Monday: Arrive at 9am. The entire day is given over to meeting writers and offering advice. The first person to arrive is an American gentlemen in England and the last person of the day is a black woman from Hackney who is writing a thriller.

In the previous literature brochure I gave  my email address and encouraged anyone who wanted advice to drop me a line.  The next two days are packed with these meetings. The discussions are stimulating and vibrant. You can tell a lot by a person by one question – why do you write?

Why are people here though? Most of the time it’s all about blocks. Writers write alone so they are vulnerable to all the viruses that aloneness brings, whether that is delusions of grandeur or a general belief in unworthyness. Both of these states are aggressors to productivity and creativity. My advice is instinctive and I expect another writer to have a totally different sense of advice.  But a central tenant of mine concerning a writers writing begins  I can not help you in your writing. Your writing is your writing and only you can know.  
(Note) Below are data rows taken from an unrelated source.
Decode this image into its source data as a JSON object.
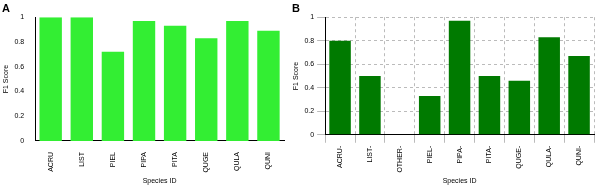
{
  "chart_data": [
    {
      "type": "bar",
      "title": "A",
      "x_label": "Species ID",
      "y_label": "F1 Score",
      "categories": [
        "ACRU",
        "LIST",
        "PIEL",
        "PIPA",
        "PITA",
        "QUGE",
        "QULA",
        "QUNI"
      ],
      "values": [
        1.0,
        1.0,
        0.72,
        0.97,
        0.93,
        0.83,
        0.97,
        0.89
      ],
      "color": "#33ee33",
      "ylim": [
        0,
        1
      ],
      "yticks": [
        0,
        0.2,
        0.4,
        0.6,
        0.8,
        1
      ],
      "grid": false
    },
    {
      "type": "bar",
      "title": "B",
      "x_label": "Species ID",
      "y_label": "F1 Score",
      "categories": [
        "ACRU-",
        "LIST-",
        "OTHER-",
        "PIEL-",
        "PIPA-",
        "PITA-",
        "QUGE-",
        "QULA-",
        "QUNI-"
      ],
      "values": [
        0.8,
        0.5,
        0,
        0.33,
        0.97,
        0.5,
        0.46,
        0.83,
        0.67
      ],
      "color": "#007a00",
      "ylim": [
        0,
        1
      ],
      "yticks": [
        0,
        0.2,
        0.4,
        0.6,
        0.8,
        1
      ],
      "grid": true
    }
  ]
}
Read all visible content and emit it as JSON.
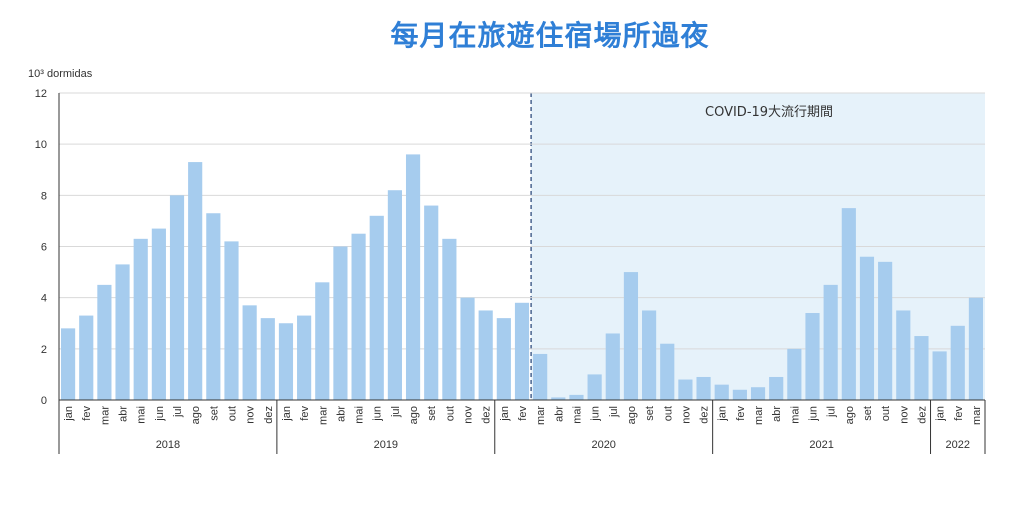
{
  "title": "每月在旅遊住宿場所過夜",
  "chart_data": {
    "type": "bar",
    "ylabel": "10³ dormidas",
    "ylim": [
      0,
      12
    ],
    "yticks": [
      0,
      2,
      4,
      6,
      8,
      10,
      12
    ],
    "grid": true,
    "bar_color": "#a6ccee",
    "shade_color": "#e6f2fa",
    "annotation": "COVID-19大流行期間",
    "shade_start_label": "mar 2020",
    "categories": [
      "jan",
      "fev",
      "mar",
      "abr",
      "mai",
      "jun",
      "jul",
      "ago",
      "set",
      "out",
      "nov",
      "dez",
      "jan",
      "fev",
      "mar",
      "abr",
      "mai",
      "jun",
      "jul",
      "ago",
      "set",
      "out",
      "nov",
      "dez",
      "jan",
      "fev",
      "mar",
      "abr",
      "mai",
      "jun",
      "jul",
      "ago",
      "set",
      "out",
      "nov",
      "dez",
      "jan",
      "fev",
      "mar",
      "abr",
      "mai",
      "jun",
      "jul",
      "ago",
      "set",
      "out",
      "nov",
      "dez",
      "jan",
      "fev",
      "mar"
    ],
    "years": [
      {
        "label": "2018",
        "count": 12
      },
      {
        "label": "2019",
        "count": 12
      },
      {
        "label": "2020",
        "count": 12
      },
      {
        "label": "2021",
        "count": 12
      },
      {
        "label": "2022",
        "count": 3
      }
    ],
    "values": [
      2.8,
      3.3,
      4.5,
      5.3,
      6.3,
      6.7,
      8.0,
      9.3,
      7.3,
      6.2,
      3.7,
      3.2,
      3.0,
      3.3,
      4.6,
      6.0,
      6.5,
      7.2,
      8.2,
      9.6,
      7.6,
      6.3,
      4.0,
      3.5,
      3.2,
      3.8,
      1.8,
      0.1,
      0.2,
      1.0,
      2.6,
      5.0,
      3.5,
      2.2,
      0.8,
      0.9,
      0.6,
      0.4,
      0.5,
      0.9,
      2.0,
      3.4,
      4.5,
      7.5,
      5.6,
      5.4,
      3.5,
      2.5,
      1.9,
      2.9,
      4.0
    ]
  }
}
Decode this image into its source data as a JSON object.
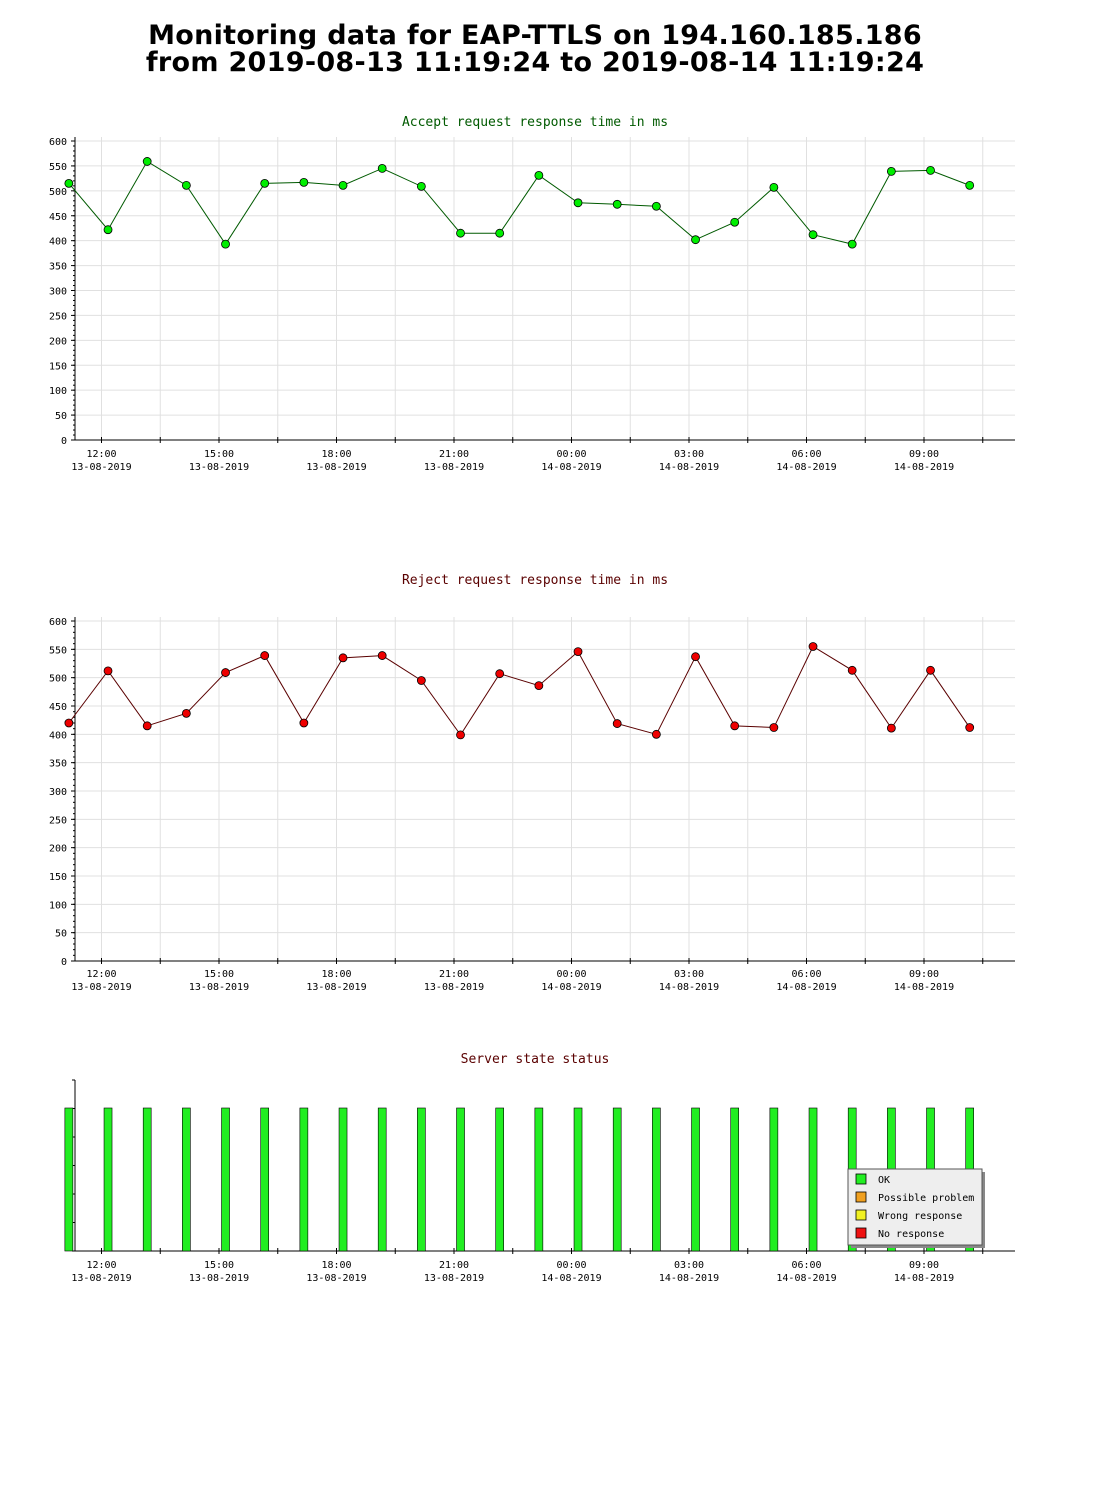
{
  "page": {
    "title_line1": "Monitoring data for EAP-TTLS on 194.160.185.186",
    "title_line2": "from 2019-08-13 11:19:24 to 2019-08-14 11:19:24"
  },
  "x_ticks": [
    {
      "time": "12:00",
      "date": "13-08-2019"
    },
    {
      "time": "15:00",
      "date": "13-08-2019"
    },
    {
      "time": "18:00",
      "date": "13-08-2019"
    },
    {
      "time": "21:00",
      "date": "13-08-2019"
    },
    {
      "time": "00:00",
      "date": "14-08-2019"
    },
    {
      "time": "03:00",
      "date": "14-08-2019"
    },
    {
      "time": "06:00",
      "date": "14-08-2019"
    },
    {
      "time": "09:00",
      "date": "14-08-2019"
    }
  ],
  "chart_data": [
    {
      "type": "line",
      "title": "Accept request response time in ms",
      "title_color": "#005a00",
      "line_color": "#005a00",
      "marker_color": "#00ee00",
      "ylim": [
        0,
        600
      ],
      "yticks": [
        0,
        50,
        100,
        150,
        200,
        250,
        300,
        350,
        400,
        450,
        500,
        550,
        600
      ],
      "x": [
        "2019-08-13 11:10",
        "2019-08-13 12:10",
        "2019-08-13 13:10",
        "2019-08-13 14:10",
        "2019-08-13 15:10",
        "2019-08-13 16:10",
        "2019-08-13 17:10",
        "2019-08-13 18:10",
        "2019-08-13 19:10",
        "2019-08-13 20:10",
        "2019-08-13 21:10",
        "2019-08-13 22:10",
        "2019-08-13 23:10",
        "2019-08-14 00:10",
        "2019-08-14 01:10",
        "2019-08-14 02:10",
        "2019-08-14 03:10",
        "2019-08-14 04:10",
        "2019-08-14 05:10",
        "2019-08-14 06:10",
        "2019-08-14 07:10",
        "2019-08-14 08:10",
        "2019-08-14 09:10",
        "2019-08-14 10:10"
      ],
      "values": [
        515,
        422,
        559,
        511,
        393,
        515,
        517,
        511,
        545,
        509,
        415,
        415,
        531,
        476,
        473,
        469,
        402,
        437,
        507,
        412,
        393,
        539,
        541,
        511
      ]
    },
    {
      "type": "line",
      "title": "Reject request response time in ms",
      "title_color": "#5a0000",
      "line_color": "#5a0000",
      "marker_color": "#ee0000",
      "ylim": [
        0,
        600
      ],
      "yticks": [
        0,
        50,
        100,
        150,
        200,
        250,
        300,
        350,
        400,
        450,
        500,
        550,
        600
      ],
      "x": [
        "2019-08-13 11:10",
        "2019-08-13 12:10",
        "2019-08-13 13:10",
        "2019-08-13 14:10",
        "2019-08-13 15:10",
        "2019-08-13 16:10",
        "2019-08-13 17:10",
        "2019-08-13 18:10",
        "2019-08-13 19:10",
        "2019-08-13 20:10",
        "2019-08-13 21:10",
        "2019-08-13 22:10",
        "2019-08-13 23:10",
        "2019-08-14 00:10",
        "2019-08-14 01:10",
        "2019-08-14 02:10",
        "2019-08-14 03:10",
        "2019-08-14 04:10",
        "2019-08-14 05:10",
        "2019-08-14 06:10",
        "2019-08-14 07:10",
        "2019-08-14 08:10",
        "2019-08-14 09:10",
        "2019-08-14 10:10"
      ],
      "values": [
        420,
        512,
        415,
        437,
        509,
        539,
        420,
        535,
        539,
        495,
        399,
        507,
        486,
        546,
        419,
        400,
        537,
        415,
        412,
        555,
        513,
        411,
        513,
        412
      ]
    },
    {
      "type": "bar",
      "title": "Server state status",
      "title_color": "#5a0000",
      "x": [
        "2019-08-13 11:10",
        "2019-08-13 12:10",
        "2019-08-13 13:10",
        "2019-08-13 14:10",
        "2019-08-13 15:10",
        "2019-08-13 16:10",
        "2019-08-13 17:10",
        "2019-08-13 18:10",
        "2019-08-13 19:10",
        "2019-08-13 20:10",
        "2019-08-13 21:10",
        "2019-08-13 22:10",
        "2019-08-13 23:10",
        "2019-08-14 00:10",
        "2019-08-14 01:10",
        "2019-08-14 02:10",
        "2019-08-14 03:10",
        "2019-08-14 04:10",
        "2019-08-14 05:10",
        "2019-08-14 06:10",
        "2019-08-14 07:10",
        "2019-08-14 08:10",
        "2019-08-14 09:10",
        "2019-08-14 10:10"
      ],
      "states": [
        "OK",
        "OK",
        "OK",
        "OK",
        "OK",
        "OK",
        "OK",
        "OK",
        "OK",
        "OK",
        "OK",
        "OK",
        "OK",
        "OK",
        "OK",
        "OK",
        "OK",
        "OK",
        "OK",
        "OK",
        "OK",
        "OK",
        "OK",
        "OK"
      ],
      "legend_position": "bottom-right",
      "legend": [
        {
          "label": "OK",
          "color": "#22ee22"
        },
        {
          "label": "Possible problem",
          "color": "#f0a020"
        },
        {
          "label": "Wrong response",
          "color": "#f0f020"
        },
        {
          "label": "No response",
          "color": "#ee1111"
        }
      ]
    }
  ]
}
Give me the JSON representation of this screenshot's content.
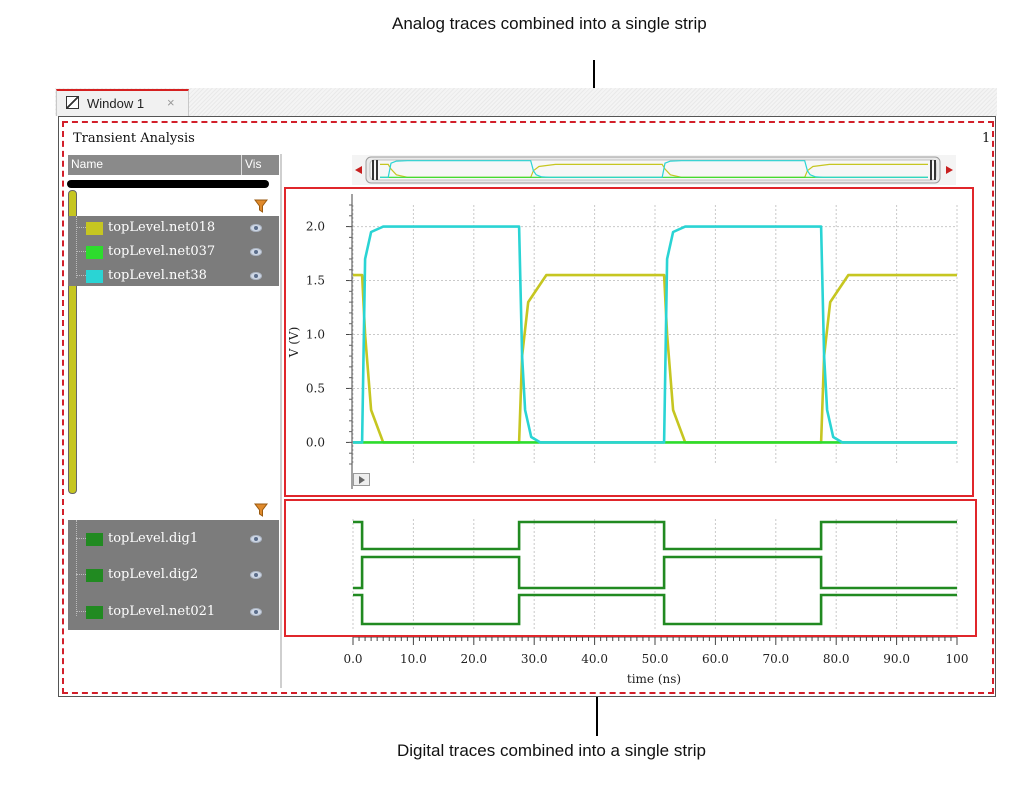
{
  "callouts": {
    "analog": "Analog traces combined into a single strip",
    "digital": "Digital traces combined into a single strip"
  },
  "tab": {
    "label": "Window 1",
    "close": "×"
  },
  "analysis": {
    "title": "Transient Analysis",
    "corner_number": "1"
  },
  "signal_list": {
    "col_name": "Name",
    "col_vis": "Vis",
    "analog": [
      {
        "name": "topLevel.net018",
        "color": "#c6c621"
      },
      {
        "name": "topLevel.net037",
        "color": "#2ddc2d"
      },
      {
        "name": "topLevel.net38",
        "color": "#2ad4d4"
      }
    ],
    "digital": [
      {
        "name": "topLevel.dig1",
        "color": "#218a21"
      },
      {
        "name": "topLevel.dig2",
        "color": "#218a21"
      },
      {
        "name": "topLevel.net021",
        "color": "#218a21"
      }
    ]
  },
  "chart_data": [
    {
      "type": "line",
      "title": "",
      "xlabel": "time (ns)",
      "ylabel": "V (V)",
      "xlim": [
        0,
        100
      ],
      "ylim": [
        -0.2,
        2.2
      ],
      "yticks": [
        0.0,
        0.5,
        1.0,
        1.5,
        2.0
      ],
      "ytick_labels": [
        "0.0",
        "0.5",
        "1.0",
        "1.5",
        "2.0"
      ],
      "grid": true,
      "series": [
        {
          "name": "topLevel.net018",
          "color": "#c6c621",
          "x": [
            0,
            1.5,
            2,
            3,
            5,
            27.5,
            28,
            29,
            32,
            51,
            51.5,
            52,
            53,
            55,
            77.5,
            78,
            79,
            82,
            100
          ],
          "y": [
            1.55,
            1.55,
            1.0,
            0.3,
            0.0,
            0.0,
            0.8,
            1.3,
            1.55,
            1.55,
            1.55,
            1.0,
            0.3,
            0.0,
            0.0,
            0.8,
            1.3,
            1.55,
            1.55
          ]
        },
        {
          "name": "topLevel.net037",
          "color": "#2ddc2d",
          "x": [
            0,
            100
          ],
          "y": [
            0.0,
            0.0
          ]
        },
        {
          "name": "topLevel.net38",
          "color": "#2ad4d4",
          "x": [
            0,
            1.5,
            2,
            3,
            5,
            27.5,
            28,
            28.5,
            29.5,
            31,
            51,
            51.5,
            52,
            53,
            55,
            77.5,
            78,
            78.5,
            79.5,
            81,
            100
          ],
          "y": [
            0.0,
            0.0,
            1.7,
            1.95,
            2.0,
            2.0,
            0.8,
            0.3,
            0.05,
            0.0,
            0.0,
            0.0,
            1.7,
            1.95,
            2.0,
            2.0,
            0.8,
            0.3,
            0.05,
            0.0,
            0.0
          ]
        }
      ]
    },
    {
      "type": "line",
      "title": "",
      "xlabel": "time (ns)",
      "ylabel": "",
      "xlim": [
        0,
        100
      ],
      "xticks": [
        0,
        10,
        20,
        30,
        40,
        50,
        60,
        70,
        80,
        90,
        100
      ],
      "xtick_labels": [
        "0.0",
        "10.0",
        "20.0",
        "30.0",
        "40.0",
        "50.0",
        "60.0",
        "70.0",
        "80.0",
        "90.0",
        "100"
      ],
      "series": [
        {
          "name": "topLevel.dig1",
          "color": "#218a21",
          "x": [
            0,
            1.5,
            1.5,
            27.5,
            27.5,
            51.5,
            51.5,
            77.5,
            77.5,
            100
          ],
          "y": [
            1,
            1,
            0,
            0,
            1,
            1,
            0,
            0,
            1,
            1
          ]
        },
        {
          "name": "topLevel.dig2",
          "color": "#218a21",
          "x": [
            0,
            1.5,
            1.5,
            27.5,
            27.5,
            51.5,
            51.5,
            77.5,
            77.5,
            100
          ],
          "y": [
            0,
            0,
            1,
            1,
            0,
            0,
            1,
            1,
            0,
            0
          ]
        },
        {
          "name": "topLevel.net021",
          "color": "#218a21",
          "x": [
            0,
            1.5,
            1.5,
            27.5,
            27.5,
            51.5,
            51.5,
            77.5,
            77.5,
            100
          ],
          "y": [
            1,
            1,
            0,
            0,
            1,
            1,
            0,
            0,
            1,
            1
          ]
        }
      ]
    }
  ]
}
It is the same with a workshop. My job is to give permission to the attendees to become  conduits for their creativity. In my belief we learn not to be creative in our everyday lives – it is learned behaviour. We learn to cling to systems. All I do in a workshop is help open the floodgates.    I may ask questions of the attendees work  but at the end of the day the decision to write in a particular way or voice is the writers.  And there before my eyes I see the attendee grasp the nature of their creative self. Think this is airy fairy and light? No. Nothing gives results like hard work.   It’s been a good day.

If it is results that you are looking for, there are hardly any of my workshops that don’t achieve high end results. But they are not my concern, the process is everything. So how can I get results without telling people what to write or how to write.  You just have to be there or read the work that comes out.